Although the present invention has been described with reference to an embodiment shown in the accompanying drawings, this is merely an example, and those skilled in the art may now It should be understood that various modifications and other equivalent embodiments are possible. Therefore, the true scope of protection of the present invention should be determined only by the appended claims.

[Brief description of the drawings]

FIG. 1 is a schematic exploded perspective view of a conventional plasma display device.

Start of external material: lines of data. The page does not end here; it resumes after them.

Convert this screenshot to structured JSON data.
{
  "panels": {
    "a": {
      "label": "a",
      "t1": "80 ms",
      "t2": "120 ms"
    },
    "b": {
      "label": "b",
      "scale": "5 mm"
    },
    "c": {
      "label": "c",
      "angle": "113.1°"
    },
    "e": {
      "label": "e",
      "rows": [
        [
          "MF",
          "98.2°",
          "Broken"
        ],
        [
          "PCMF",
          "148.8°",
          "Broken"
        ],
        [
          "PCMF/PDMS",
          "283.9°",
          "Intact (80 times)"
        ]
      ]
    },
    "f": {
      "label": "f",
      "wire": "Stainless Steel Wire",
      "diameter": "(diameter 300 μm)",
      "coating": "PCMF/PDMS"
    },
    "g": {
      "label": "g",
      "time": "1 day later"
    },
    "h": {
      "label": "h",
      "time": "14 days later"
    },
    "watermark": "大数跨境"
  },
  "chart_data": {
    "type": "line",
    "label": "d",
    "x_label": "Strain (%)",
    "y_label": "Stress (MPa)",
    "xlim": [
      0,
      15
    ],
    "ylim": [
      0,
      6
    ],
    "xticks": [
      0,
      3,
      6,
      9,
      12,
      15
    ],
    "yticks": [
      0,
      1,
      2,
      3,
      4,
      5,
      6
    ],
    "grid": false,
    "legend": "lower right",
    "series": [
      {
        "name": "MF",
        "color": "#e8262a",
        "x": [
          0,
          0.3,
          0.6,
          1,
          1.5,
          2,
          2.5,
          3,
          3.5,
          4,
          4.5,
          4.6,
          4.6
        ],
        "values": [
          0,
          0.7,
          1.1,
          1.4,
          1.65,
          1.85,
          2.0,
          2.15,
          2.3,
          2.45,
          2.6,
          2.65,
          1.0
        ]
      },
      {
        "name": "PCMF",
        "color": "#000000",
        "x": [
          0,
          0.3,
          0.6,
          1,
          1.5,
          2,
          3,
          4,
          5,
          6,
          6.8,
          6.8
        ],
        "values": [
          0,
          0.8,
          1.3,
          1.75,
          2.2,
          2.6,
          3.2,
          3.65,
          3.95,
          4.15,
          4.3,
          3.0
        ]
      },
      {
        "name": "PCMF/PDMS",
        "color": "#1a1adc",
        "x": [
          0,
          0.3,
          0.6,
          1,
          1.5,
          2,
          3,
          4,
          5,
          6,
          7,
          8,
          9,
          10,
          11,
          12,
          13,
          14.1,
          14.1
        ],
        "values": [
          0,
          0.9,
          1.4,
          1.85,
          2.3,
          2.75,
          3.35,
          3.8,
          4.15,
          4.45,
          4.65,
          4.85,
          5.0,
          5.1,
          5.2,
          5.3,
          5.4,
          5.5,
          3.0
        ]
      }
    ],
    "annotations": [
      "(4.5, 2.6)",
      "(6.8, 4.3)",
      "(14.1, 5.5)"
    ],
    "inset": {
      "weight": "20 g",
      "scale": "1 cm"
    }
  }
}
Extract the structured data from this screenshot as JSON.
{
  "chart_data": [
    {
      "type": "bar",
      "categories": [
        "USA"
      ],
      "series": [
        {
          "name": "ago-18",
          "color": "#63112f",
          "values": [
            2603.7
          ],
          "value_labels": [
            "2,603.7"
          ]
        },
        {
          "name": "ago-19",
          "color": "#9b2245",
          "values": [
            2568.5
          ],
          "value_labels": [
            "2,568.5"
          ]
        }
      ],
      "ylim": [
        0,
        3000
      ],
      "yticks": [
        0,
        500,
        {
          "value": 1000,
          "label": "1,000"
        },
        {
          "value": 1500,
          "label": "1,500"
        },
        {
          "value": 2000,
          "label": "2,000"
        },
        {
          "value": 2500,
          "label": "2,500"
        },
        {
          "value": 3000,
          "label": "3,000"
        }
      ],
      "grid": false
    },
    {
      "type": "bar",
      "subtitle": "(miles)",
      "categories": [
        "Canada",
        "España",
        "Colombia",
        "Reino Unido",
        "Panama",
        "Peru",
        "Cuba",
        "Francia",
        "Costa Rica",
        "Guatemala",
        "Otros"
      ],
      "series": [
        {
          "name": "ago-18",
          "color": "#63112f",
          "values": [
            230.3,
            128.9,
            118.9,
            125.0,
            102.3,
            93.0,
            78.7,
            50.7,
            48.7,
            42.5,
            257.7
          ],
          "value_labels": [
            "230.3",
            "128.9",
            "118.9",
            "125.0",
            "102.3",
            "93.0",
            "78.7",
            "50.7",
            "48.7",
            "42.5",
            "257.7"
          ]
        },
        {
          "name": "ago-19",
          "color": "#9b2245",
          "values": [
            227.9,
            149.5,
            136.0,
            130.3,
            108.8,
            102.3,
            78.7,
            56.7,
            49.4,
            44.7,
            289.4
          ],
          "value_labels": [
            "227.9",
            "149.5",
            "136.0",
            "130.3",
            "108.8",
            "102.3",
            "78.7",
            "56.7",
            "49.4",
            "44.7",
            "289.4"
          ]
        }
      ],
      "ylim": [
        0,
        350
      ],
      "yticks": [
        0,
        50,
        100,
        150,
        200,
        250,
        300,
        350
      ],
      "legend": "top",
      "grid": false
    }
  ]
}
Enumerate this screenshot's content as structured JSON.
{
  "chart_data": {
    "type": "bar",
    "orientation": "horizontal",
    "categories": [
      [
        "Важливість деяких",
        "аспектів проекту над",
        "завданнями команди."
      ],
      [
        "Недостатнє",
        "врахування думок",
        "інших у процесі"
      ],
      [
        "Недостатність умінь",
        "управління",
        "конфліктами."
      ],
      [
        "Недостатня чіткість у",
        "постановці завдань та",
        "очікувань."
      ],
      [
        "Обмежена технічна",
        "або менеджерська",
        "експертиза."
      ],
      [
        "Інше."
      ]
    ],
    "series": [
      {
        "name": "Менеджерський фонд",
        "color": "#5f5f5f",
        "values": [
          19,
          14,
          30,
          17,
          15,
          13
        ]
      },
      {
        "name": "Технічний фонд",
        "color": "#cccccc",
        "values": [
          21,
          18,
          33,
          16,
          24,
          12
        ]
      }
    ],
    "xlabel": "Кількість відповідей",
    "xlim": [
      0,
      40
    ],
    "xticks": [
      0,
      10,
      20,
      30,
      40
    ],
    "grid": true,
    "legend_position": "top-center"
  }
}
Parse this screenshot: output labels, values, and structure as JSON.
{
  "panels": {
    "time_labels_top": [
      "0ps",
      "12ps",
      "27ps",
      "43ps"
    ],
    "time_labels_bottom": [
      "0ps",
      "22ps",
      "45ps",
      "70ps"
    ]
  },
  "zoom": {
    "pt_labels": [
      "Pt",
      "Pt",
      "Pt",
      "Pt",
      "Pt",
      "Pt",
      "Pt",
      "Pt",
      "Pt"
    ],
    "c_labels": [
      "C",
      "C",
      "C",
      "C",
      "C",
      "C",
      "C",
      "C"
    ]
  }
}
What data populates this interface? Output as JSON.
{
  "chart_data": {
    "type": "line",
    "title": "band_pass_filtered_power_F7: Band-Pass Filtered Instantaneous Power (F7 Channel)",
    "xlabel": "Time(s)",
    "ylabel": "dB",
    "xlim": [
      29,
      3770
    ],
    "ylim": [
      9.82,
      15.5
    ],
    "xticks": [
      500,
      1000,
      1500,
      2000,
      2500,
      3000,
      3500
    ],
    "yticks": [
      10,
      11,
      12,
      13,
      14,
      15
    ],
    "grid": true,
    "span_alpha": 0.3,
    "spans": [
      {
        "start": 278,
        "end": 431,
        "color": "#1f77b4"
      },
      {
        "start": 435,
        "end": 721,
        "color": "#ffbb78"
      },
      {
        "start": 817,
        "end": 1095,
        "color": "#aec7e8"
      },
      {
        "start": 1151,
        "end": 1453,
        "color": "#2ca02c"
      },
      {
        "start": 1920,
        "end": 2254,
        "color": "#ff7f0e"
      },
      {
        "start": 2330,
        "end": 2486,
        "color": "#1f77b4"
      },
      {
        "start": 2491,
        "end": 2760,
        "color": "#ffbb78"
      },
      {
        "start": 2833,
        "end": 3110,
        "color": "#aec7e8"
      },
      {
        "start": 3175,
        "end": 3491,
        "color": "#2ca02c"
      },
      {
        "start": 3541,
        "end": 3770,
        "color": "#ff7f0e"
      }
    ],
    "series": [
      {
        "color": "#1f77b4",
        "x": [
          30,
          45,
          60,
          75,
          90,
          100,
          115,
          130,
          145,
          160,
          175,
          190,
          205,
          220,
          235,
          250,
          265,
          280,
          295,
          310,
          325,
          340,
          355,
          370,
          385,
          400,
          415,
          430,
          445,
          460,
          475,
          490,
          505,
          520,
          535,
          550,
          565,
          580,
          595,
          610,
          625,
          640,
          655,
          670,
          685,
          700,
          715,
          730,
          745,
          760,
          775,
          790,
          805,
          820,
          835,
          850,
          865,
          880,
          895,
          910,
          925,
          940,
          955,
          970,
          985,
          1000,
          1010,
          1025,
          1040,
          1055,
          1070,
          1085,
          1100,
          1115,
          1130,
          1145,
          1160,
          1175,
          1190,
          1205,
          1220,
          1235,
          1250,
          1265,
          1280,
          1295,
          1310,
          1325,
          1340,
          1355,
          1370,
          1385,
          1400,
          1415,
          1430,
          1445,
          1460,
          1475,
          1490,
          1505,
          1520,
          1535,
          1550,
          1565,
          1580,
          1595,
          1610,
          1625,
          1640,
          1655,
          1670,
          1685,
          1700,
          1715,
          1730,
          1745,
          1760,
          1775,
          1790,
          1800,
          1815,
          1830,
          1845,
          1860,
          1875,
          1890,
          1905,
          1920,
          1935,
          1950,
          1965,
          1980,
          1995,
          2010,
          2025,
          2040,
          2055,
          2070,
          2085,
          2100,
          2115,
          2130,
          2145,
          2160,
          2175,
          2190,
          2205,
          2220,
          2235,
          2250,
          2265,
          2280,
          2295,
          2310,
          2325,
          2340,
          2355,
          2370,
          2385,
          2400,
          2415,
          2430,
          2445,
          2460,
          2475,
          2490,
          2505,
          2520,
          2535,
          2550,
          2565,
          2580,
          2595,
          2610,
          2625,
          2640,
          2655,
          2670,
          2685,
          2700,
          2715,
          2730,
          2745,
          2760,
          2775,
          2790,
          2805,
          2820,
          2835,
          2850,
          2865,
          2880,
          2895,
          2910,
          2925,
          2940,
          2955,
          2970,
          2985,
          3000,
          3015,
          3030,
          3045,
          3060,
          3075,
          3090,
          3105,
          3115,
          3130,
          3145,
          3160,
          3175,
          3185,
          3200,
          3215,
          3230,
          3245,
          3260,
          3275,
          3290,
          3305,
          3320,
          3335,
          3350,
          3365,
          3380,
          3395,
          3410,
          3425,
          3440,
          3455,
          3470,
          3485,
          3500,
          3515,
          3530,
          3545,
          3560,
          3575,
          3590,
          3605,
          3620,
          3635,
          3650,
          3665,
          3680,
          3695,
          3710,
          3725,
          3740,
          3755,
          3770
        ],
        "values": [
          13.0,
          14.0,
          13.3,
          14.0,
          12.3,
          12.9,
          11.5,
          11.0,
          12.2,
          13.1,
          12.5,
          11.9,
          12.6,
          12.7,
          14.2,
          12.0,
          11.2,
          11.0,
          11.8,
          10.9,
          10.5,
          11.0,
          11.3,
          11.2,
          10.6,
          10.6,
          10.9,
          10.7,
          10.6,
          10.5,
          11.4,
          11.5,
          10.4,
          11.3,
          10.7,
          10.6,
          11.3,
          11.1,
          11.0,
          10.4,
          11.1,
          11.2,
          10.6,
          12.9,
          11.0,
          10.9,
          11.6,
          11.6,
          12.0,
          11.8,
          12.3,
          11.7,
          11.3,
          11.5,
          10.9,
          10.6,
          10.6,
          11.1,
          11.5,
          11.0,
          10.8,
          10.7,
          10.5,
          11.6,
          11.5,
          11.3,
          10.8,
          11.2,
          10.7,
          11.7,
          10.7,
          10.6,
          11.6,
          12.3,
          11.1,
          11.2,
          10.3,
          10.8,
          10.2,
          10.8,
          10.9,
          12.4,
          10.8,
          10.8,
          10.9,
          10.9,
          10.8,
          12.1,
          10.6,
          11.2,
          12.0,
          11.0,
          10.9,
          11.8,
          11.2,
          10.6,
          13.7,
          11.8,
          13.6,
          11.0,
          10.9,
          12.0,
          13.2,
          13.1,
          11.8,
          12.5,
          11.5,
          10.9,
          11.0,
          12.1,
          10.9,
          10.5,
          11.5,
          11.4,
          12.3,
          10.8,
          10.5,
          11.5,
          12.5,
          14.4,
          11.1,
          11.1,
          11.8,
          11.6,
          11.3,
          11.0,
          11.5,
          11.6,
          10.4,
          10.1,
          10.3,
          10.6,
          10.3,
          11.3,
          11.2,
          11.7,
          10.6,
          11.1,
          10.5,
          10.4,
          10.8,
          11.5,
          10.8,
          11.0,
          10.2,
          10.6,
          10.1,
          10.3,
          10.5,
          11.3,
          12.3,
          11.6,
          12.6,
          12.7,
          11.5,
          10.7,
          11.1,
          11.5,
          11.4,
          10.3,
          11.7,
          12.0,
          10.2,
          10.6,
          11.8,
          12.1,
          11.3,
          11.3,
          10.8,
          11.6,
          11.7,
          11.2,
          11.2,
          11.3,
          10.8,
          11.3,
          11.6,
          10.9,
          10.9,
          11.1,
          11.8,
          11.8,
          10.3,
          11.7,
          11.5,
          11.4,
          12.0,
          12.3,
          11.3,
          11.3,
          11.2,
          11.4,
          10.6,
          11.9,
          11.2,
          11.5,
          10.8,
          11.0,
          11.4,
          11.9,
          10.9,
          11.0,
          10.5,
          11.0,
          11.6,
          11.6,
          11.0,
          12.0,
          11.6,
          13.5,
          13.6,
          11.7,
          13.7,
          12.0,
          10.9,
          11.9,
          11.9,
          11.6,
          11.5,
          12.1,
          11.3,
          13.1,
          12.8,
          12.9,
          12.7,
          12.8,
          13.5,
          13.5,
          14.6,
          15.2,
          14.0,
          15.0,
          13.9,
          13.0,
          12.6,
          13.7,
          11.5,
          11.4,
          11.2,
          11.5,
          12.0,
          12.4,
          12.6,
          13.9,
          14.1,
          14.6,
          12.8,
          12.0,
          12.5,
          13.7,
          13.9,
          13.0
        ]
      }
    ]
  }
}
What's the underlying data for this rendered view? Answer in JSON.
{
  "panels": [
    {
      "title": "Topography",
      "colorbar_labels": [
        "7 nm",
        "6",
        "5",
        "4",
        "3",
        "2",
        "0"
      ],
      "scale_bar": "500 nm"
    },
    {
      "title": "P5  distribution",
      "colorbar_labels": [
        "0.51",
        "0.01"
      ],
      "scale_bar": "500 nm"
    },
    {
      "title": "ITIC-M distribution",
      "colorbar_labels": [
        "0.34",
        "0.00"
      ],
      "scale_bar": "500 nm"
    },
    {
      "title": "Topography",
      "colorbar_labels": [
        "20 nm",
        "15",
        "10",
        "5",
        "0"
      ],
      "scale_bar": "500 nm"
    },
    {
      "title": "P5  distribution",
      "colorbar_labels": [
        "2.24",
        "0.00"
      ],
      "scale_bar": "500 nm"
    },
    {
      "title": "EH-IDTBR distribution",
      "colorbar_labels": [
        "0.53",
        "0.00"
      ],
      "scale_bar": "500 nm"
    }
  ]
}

FIG. 2 is a schematic exploded perspective view of the plasma display device according to the present invention.

[Explanation of symbols]

 Reference Signs List 21 front glass substrate 22 rear glass substrate 23a first electrode 23b second electrode 23c bus electrode 24 dielectric layer 25 protective layer 27 partition wall 29 cell 31 frit glass layer

 ──────────────────────────────────────────────────続 き Continuing on the front page (72) Inventor Tadashi Yanagi ▲ Yo ▼ 388-2, Ssangyong-dong, Cheonan-si, Chungcheongnam-do, Republic of Korea Modern Apartment 301 Building No. 303 (72) Inventor Huang Xi-Rong Cheonan, Chungcheongnam-do, South Korea 636-5 Hoshii-dong, Resident Villar 402

Claims (6)

[Claims] 1. A front glass substrate and a rear glass substrate that are joined to face each other, and a strip-shaped display electrode formed in a direction perpendicular to the inner surfaces of the front glass substrate and the rear glass substrate. And an address electrode; a dielectric layer formed on inner surfaces of the front glass substrate and the rear glass substrate so as to cover the display electrode and the address electrode; and a dielectric layer formed on the dielectric layer on the rear glass substrate. Between the upper surface of the partition and the front glass substrate corresponding thereto such that the front glass substrate is heated and fused to the upper part of the partition, and the phosphor applied to the cell formed by the partition. And a frit glass layer formed on the plasma display device. 2. The width of the frit glass layer formed on the partition after sealing the front glass substrate and the rear glass substrate is about 10 to 100% of the width of the upper surface of the partition. The plasma display device according to claim 1, wherein: 3. The thickness of the frit glass layer after sealing the front glass substrate and the rear glass substrate is 1 to 50 micrometers.
3. The plasma display device according to 1. Forming a plurality of electrodes intersecting each other on the inner surfaces of the front glass substrate and the rear glass substrate and a dielectric layer covering the electrodes; forming a partition on the dielectric layer of the rear glass substrate; Applying a body, applying frit glass to an upper surface of the partition wall and drying; heating the frit glass to seal the inner surface of the front glass substrate, thereby forming the front surface. Forming a layer of the frit glass between a glass substrate and the upper surface of the partition wall; and, in the forming step, injecting a discharge gas into a sealed substrate assembly and sealing the same. A method for manufacturing a plasma display device. 5. The sealing in the forming step,
5. The method according to claim 4, further comprising the step of heating and exhausting a gas contained in a space between the sealed substrates before the sealing, wherein the process is performed under an atmospheric pressure with the substrates fixed to each other. A manufacturing method of the plasma display device according to the above. 6. The sealing in the forming step,
5. The method according to claim 4, wherein the substrate is disposed in a vacuum chamber in a spaced state, and the substrate is interconnected after heating and exhausting.